Intuyendo las cosas que podían distraerle, Dinny continuó – Tío, ¿crees que la antigüedad de una familia resulta en cierta manera una ventaja?

– ¿Qué es la antigüedad? Bajo determinado aspecto, todas las familias son igualmente antiguas. Pero si piensas en las cualidades resultantes de las alianzas hechas durante varias generaciones en la misma clase social, bueno…, no sé, desde luego se obtiene una buena raza, dando a esta palabra el sentido que le damos hablando de perros o de caballos. Pero se puede lograr lo mismo en todas las circunstancias físicas favorables: tanto en los montes como a orillas del mar, dondequiera que las condiciones sean buenas. Una estirpe sana produce una estirpe sana. Esto es evidente. Conozco unos villorrios en el extremo norte de Italia donde no existe una sola persona de alto rango; sin embargo, no hay nadie que no posea belleza y un aspecto distinguido. Pero cuando se trata de una generación derivada de personas geniales o que poseen las cualidades excepcionales que hacen sobresalir a los hombres, sospecho que se produce más bien una desviación que no una simetría. Las familias de origen y tradición militar o naval son las que tienen, quizá, las mejores posibilidades: buen físico y no mucho cerebro; pero las Ciencias, el Derecho y el Comercio producen efectos deletéreos. ¡No! Donde creo que las familias «antiguas» puedan tener una ventaja es en el sentido más definido de orientación que pueden dar a sus hijos durante su educación, en la tradición establecida, en el objetivo establecido y puede que también en mejores oportunidades en el mercado matrimonial; y, en la mayor parte de los casos, en una vida transcurrida en el campo, en un ferviente deseo de seguir el propio camino y en una mayor experiencia en emprenderlo. Lo que en los seres humanos suele llamarse «raza» es más un atributo de la mente que del cuerpo. Lo que uno piensa y siente es debido a la tradición, al hábito, a la educación. Pero te estoy aburriendo, querida.
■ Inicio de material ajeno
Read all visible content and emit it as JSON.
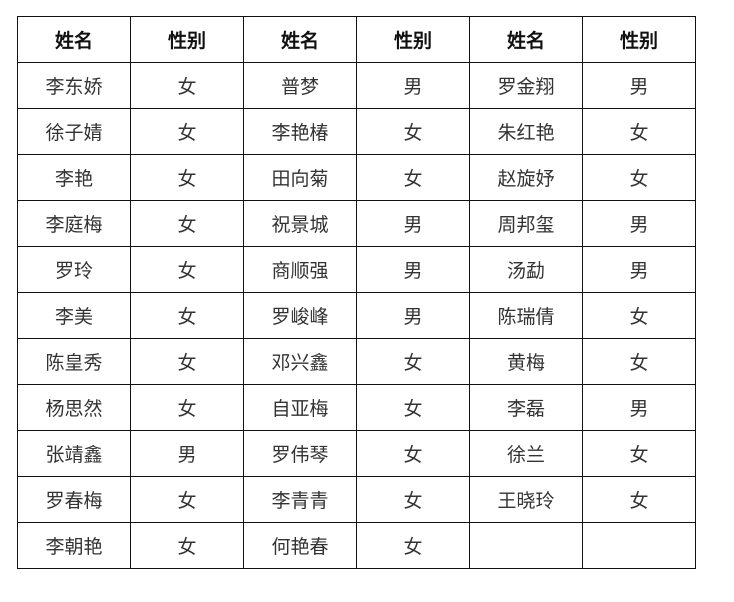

– No, no, tío; todo esto me interesa mucho. ¿Entonces tú crees más en la herencia de una actitud determinada frente a la vida, que en la de la sangre?

– Sí, pero las dos cosas están muy mezcladas.

– ¿Crees que la «antigüedad» va desapareciendo, y que pronto ya no se transmitirá nada?

– ¡Quién sabe! Las tradiciones son extraordinariamente persistentes y en este país existe un gran mecanismo para conservarlas vivas. Hay gran cantidad de trabajo administrativo que ejecutar, ¿comprendes?, y la gente más apropiada para esta clase de trabajo es la que, de joven. Ha tenido más experiencia al emprender su propio camino, ha aprendido a no hablar de sí misma y a hacer las cosas porque es su deber. Es la que administra todos los Servicios Públicos, por ejemplo, y la que seguramente continuará administrándolos. Pero hoy en día uno tiene que fatigarse hasta el agotamiento para justificar sus propios privilegios.

– Muchos – dijo Dinny – parecen agotarse antes y fatigarse después. Bueno, ya volvemos a estar ante la casa de Fleur. ¡Vente, tío! Si Diana necesitara algo, estarías más fácilmente a su disposición.

– Muy bien, querida, y que Dios te bendiga. Me has hecho hablar de un tema en el que pienso bastante a menudo. ¡Serpiente!